My Sundays have always been about being a bum – lying around with my roommates watching old episodes of “Friends” that we know all the lines to. Maybe, if we’re feeling motivated, we’ll make a half-ass attempt to get to the gym or crack open a book.

However, the last two Sundays of my life were hijacked for one reason – Powder Puff practice – and I was not happy about it. (I’m a creature of habit, what can you do?) Let me just say that I appreciate sports as much as the next girl, but I like to do so from the sidelines, or, preferably, a seat in the bleachers where I can enjoy a halftime cocktail.

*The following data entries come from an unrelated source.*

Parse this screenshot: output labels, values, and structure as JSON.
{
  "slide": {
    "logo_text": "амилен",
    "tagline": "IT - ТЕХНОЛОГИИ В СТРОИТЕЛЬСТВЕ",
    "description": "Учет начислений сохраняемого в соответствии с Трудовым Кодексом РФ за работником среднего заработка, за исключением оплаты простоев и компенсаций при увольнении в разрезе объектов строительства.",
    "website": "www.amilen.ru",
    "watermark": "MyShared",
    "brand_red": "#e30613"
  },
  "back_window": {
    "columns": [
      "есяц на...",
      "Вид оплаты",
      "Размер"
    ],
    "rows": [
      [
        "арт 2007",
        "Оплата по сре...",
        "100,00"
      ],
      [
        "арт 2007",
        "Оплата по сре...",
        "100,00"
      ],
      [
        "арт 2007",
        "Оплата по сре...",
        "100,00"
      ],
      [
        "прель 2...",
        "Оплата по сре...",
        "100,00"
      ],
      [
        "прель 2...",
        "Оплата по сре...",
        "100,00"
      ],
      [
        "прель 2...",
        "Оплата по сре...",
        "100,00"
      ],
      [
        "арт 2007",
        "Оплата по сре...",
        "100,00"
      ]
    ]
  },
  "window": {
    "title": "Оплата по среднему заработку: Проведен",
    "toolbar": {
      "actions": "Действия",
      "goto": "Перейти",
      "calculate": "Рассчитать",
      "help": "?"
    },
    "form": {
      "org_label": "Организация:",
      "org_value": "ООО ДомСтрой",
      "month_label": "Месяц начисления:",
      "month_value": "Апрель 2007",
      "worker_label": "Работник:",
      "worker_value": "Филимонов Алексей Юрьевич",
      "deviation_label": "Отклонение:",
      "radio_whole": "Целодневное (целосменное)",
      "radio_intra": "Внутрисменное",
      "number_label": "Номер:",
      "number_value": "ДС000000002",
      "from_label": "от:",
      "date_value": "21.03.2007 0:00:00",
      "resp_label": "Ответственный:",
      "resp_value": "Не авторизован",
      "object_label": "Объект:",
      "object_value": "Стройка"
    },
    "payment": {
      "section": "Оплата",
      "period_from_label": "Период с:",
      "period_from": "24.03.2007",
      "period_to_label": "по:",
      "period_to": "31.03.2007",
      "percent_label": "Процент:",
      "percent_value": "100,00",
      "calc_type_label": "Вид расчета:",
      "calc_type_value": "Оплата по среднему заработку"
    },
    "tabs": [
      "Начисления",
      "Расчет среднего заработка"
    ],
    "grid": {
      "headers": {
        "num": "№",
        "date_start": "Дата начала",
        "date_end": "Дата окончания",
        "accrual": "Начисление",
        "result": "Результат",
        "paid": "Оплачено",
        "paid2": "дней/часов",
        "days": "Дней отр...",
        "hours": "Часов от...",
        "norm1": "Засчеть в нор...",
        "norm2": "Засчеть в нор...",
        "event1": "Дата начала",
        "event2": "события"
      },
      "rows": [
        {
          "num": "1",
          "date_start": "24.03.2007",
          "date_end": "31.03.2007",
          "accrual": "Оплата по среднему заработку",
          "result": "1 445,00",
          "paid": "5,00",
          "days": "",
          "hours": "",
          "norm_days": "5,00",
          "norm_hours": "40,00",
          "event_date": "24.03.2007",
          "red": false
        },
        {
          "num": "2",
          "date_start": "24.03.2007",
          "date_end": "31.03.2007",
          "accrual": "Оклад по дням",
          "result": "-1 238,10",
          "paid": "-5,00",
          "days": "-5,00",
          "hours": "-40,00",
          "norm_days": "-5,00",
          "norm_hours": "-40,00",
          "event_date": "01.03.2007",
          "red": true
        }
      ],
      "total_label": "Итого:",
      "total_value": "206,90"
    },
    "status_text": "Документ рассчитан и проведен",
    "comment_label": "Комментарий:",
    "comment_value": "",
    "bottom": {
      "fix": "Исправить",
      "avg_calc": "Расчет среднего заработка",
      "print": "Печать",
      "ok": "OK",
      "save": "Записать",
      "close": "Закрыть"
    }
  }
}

I’m a former cheerleader; I was never meant to participate, trust me. So, trying to learn the football basics with three whistle-yielding boys was not my idea of Sunday Funday. I expected the strategizing to stop once practice ended, but it followed us to class, to the bar on Tuesday night, and into the weekend festivities where I found myself talking offense with Coach Bill out on the Point deck. (I can spell o-f-f-e-n-s-e, but that’s pretty much where it ends.)

I guess I never realized the degree to which guys take their obsession with sports. When they’re not watching an event, they’re talking about it – or referencing game four of the ’95 World Series. You know, that double play in the bottom of the third when the ump made that terrible call? No, I actually have no idea what you’re talking about nor am I impressed with your long-term memory skills. Maybe it’s a testament to your masculinity.

Is it frowned upon by other guys if you can’t remember who won the Super Bowl nine years ago? (I bet you all just said the team name out loud.) Are you less of a man if you don’t keep up with the stats of every Red Sock in the starting lineup? I don’t know about other girls, but I hate the Red Sox because I’m from New Jersey, and it’s the law. The only place I want to see Tom Brady is in People next to Gisele.

Bottom line, boys love sports – playing them, watching them, talking about them.

They love to get sweaty and roll around with each other on the football field, shower together after basketball practice and then walk around the locker room half naked, wear those tight little wrestling outfits … hmm, now I’m starting to wonder if there’s more behind those baseball butt slaps than “Good game, buddy.” Think about it.